14 Consisting of “[a]ll individuals who are or were owners of real property that was supplied with drinking water from the Village of Hoosick Falls municipal water supply, and who purchased that property on or before December 16, 2015.”

15 Consisting of “[a]ll individuals who are or were owners of real property located in the Contamination Zone that was supplied with drinking water from a private well contaminated with PFOA and who owned that property at the time the contamination of the property’s private well was discovered through a water test on or after December 16, 2015.”

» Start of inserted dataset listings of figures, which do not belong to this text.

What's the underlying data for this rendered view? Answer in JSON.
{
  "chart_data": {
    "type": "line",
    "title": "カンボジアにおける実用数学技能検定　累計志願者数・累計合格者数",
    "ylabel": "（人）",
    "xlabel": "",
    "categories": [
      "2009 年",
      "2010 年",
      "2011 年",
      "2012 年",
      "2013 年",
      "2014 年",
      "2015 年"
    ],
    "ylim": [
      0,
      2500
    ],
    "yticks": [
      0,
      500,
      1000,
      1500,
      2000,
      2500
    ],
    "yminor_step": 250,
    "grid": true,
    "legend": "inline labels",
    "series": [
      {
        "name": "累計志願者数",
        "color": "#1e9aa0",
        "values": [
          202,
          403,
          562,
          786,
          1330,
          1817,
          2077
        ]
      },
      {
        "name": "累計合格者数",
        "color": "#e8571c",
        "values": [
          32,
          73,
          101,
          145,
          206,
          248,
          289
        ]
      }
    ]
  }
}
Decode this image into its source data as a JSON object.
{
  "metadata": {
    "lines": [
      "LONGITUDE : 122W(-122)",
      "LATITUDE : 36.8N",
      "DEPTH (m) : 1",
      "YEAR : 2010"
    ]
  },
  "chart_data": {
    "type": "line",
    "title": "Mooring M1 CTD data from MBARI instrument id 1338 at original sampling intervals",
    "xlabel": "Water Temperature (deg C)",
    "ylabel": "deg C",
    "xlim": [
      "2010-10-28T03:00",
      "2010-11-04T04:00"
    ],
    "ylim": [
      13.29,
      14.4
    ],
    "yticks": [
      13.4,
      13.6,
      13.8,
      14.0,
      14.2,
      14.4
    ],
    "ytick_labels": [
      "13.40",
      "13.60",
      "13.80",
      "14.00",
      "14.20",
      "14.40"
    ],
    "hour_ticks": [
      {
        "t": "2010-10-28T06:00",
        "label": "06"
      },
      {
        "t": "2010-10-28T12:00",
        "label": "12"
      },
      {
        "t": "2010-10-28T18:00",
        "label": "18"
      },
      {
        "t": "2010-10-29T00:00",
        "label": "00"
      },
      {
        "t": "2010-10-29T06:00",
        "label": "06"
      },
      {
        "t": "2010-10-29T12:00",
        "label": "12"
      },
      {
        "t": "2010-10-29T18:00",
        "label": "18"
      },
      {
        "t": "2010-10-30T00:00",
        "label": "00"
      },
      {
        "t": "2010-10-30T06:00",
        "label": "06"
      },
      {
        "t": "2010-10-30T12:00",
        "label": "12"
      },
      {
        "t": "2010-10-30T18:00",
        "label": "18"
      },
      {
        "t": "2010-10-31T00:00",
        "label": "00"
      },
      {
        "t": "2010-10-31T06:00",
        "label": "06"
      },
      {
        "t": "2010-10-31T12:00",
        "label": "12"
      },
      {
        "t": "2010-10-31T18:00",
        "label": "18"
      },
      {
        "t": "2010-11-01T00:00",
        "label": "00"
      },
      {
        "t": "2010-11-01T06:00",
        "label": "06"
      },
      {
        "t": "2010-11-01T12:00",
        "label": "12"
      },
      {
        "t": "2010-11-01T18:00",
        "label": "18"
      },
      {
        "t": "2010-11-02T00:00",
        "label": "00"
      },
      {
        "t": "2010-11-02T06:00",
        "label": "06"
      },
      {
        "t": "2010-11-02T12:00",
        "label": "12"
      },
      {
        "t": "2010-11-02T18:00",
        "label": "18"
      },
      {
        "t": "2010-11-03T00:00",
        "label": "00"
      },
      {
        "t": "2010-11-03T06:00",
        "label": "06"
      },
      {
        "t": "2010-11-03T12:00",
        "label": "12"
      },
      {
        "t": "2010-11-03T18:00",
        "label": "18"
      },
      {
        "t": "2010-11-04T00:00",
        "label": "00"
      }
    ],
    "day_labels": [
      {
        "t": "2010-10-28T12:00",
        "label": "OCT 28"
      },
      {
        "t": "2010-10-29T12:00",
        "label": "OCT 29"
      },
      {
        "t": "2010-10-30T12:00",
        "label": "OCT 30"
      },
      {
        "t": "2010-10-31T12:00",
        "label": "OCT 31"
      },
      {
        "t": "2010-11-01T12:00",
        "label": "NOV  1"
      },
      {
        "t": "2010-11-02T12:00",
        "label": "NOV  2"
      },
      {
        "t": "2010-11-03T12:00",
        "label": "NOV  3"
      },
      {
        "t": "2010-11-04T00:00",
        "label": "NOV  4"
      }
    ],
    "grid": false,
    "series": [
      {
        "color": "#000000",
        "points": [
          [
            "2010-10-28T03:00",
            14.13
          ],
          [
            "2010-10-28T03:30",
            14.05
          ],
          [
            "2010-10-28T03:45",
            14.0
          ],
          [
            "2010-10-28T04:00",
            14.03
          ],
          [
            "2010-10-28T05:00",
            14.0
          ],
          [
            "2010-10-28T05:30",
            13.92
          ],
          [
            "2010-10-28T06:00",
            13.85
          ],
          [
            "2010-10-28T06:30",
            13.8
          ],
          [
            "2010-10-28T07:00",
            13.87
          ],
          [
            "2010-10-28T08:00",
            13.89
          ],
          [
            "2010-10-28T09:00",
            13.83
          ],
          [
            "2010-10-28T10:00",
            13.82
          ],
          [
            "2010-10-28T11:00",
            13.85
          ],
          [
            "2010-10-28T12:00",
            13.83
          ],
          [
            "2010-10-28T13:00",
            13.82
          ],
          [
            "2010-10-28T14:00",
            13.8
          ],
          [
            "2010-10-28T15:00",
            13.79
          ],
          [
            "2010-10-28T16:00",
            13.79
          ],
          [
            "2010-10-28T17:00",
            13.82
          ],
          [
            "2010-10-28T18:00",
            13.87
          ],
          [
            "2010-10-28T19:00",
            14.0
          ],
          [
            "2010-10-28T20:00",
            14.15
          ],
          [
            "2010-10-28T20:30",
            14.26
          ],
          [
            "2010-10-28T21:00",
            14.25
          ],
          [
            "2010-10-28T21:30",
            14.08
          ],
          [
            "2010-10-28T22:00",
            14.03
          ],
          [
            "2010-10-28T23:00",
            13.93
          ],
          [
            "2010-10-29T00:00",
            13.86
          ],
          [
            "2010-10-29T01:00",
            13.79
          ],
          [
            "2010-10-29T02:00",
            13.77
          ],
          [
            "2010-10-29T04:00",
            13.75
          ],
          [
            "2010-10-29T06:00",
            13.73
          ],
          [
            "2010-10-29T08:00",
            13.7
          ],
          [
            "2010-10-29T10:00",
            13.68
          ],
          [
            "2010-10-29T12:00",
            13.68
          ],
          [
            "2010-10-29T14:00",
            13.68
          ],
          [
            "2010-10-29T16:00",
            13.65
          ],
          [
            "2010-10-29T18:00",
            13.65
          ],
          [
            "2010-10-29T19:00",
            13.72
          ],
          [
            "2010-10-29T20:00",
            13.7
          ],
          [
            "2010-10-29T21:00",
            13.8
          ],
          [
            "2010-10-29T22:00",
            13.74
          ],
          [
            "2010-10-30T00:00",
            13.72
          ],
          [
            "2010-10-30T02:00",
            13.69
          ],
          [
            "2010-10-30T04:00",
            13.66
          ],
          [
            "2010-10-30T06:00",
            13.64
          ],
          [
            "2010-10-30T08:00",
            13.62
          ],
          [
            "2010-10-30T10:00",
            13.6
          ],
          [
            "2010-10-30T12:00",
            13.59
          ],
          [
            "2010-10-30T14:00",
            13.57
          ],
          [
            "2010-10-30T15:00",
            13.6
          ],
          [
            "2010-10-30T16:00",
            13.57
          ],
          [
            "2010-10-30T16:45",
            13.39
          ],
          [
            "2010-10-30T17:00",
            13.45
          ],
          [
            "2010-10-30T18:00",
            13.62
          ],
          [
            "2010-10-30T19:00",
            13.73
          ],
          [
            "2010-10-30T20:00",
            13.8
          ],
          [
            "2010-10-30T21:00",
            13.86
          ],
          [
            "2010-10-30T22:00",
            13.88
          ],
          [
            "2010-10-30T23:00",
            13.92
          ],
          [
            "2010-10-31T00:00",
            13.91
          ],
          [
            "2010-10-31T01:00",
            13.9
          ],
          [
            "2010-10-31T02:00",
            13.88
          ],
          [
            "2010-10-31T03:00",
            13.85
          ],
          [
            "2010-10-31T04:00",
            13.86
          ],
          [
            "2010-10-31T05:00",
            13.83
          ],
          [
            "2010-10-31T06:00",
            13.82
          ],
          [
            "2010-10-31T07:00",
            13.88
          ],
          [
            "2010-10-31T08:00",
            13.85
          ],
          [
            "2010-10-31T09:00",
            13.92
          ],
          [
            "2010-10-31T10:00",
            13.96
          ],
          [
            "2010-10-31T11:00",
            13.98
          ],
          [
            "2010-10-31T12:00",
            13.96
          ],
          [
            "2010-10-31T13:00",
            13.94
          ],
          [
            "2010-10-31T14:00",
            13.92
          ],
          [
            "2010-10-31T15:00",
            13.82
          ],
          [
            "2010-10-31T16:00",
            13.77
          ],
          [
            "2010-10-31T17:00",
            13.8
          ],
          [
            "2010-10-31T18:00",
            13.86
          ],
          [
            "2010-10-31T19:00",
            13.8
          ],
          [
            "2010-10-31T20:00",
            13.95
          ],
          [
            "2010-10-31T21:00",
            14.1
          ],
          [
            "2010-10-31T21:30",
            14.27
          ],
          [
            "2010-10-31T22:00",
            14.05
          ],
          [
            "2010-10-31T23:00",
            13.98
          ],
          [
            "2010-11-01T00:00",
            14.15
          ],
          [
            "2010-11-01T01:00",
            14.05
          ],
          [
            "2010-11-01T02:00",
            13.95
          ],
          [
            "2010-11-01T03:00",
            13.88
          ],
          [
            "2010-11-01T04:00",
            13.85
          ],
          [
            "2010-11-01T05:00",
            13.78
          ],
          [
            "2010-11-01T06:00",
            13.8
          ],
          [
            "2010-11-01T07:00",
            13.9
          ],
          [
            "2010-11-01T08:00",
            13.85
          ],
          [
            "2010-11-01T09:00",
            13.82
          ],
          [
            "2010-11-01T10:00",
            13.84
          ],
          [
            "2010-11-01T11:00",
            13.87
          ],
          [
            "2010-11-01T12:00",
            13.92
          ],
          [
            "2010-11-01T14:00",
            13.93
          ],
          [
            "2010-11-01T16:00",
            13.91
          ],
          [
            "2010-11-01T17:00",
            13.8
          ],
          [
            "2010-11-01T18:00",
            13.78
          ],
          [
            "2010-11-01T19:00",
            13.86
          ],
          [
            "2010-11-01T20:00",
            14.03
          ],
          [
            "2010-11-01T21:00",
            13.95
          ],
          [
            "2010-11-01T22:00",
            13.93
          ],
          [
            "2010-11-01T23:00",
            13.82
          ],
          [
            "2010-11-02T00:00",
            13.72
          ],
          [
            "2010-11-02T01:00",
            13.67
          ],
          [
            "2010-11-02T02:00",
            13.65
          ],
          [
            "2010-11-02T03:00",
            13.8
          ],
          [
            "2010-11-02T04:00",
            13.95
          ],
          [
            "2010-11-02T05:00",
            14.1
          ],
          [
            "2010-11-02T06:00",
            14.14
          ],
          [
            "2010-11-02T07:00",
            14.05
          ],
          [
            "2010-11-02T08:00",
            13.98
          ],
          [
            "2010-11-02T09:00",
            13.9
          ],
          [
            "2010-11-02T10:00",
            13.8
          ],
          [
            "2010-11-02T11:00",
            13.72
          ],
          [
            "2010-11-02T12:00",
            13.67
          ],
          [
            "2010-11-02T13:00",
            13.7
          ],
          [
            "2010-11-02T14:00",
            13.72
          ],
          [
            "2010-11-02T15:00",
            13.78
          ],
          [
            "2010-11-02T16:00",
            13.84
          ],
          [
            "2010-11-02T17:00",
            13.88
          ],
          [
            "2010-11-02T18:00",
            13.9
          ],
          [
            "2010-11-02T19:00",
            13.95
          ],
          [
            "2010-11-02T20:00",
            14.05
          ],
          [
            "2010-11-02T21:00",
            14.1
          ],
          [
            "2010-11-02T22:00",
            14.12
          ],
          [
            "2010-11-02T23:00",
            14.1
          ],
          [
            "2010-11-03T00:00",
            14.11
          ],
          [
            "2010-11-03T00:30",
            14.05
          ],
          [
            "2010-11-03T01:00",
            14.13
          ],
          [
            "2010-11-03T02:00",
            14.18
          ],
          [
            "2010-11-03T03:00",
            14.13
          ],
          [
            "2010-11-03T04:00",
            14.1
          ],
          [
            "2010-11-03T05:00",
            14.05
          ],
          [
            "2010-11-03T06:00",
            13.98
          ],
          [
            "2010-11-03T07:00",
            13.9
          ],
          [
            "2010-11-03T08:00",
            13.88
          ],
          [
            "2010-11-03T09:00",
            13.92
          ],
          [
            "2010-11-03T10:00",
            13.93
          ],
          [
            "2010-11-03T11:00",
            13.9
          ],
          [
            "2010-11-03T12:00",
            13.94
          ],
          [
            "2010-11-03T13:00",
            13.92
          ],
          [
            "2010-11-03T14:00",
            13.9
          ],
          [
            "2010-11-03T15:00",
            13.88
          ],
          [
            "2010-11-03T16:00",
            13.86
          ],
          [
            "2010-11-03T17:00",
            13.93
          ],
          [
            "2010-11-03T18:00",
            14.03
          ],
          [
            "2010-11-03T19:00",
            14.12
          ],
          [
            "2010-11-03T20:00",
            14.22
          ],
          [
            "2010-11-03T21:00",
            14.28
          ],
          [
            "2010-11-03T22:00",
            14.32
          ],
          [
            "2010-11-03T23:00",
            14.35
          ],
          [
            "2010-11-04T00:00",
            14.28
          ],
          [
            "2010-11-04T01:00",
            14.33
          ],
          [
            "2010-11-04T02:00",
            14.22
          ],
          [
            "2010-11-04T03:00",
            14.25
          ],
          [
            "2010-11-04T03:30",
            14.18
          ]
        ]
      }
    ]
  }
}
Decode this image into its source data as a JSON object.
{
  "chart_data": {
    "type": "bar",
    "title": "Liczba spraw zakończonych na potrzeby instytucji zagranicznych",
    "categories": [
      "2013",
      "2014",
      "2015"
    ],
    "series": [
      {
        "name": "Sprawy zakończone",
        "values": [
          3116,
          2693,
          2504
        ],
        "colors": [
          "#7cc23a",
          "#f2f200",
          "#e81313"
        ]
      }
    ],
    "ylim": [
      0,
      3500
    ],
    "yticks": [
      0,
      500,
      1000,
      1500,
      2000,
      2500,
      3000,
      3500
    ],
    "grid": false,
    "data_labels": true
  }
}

16 Consisting of “[a]ll individuals who are or were owners or lessors of real property located in the Contamination Zone that was supplied with drinking water from a privately owned well contaminated with PFOA, had a point-of-entry treatment (POET) system installed to filter water from that well, and who occupied that property at the time the contamination of the property’s private well was discovered through a water test on or after December 16, 2015.”

17 Consisting of “[a]ll individuals who, for a period of at least six months between 1996 and 2016, have (a) ingested PFOA-contaminated water from the Village of Hoosick Falls municipal water supply or from a PFOA-contaminated private well in the Contamination Zone and (b) suffered invasion and accumulation of PFOA in their bodies as demonstrated by blood serum tests disclosing a PFOA level in their blood above the average background level of 1.86 ug/L; or in any natural child born to a female who meets and/or met this criteria at the time of the child’s birth and whose blood serum was tested after birth disclosing a PFOA level above the average background level of 1.86 ug/L.”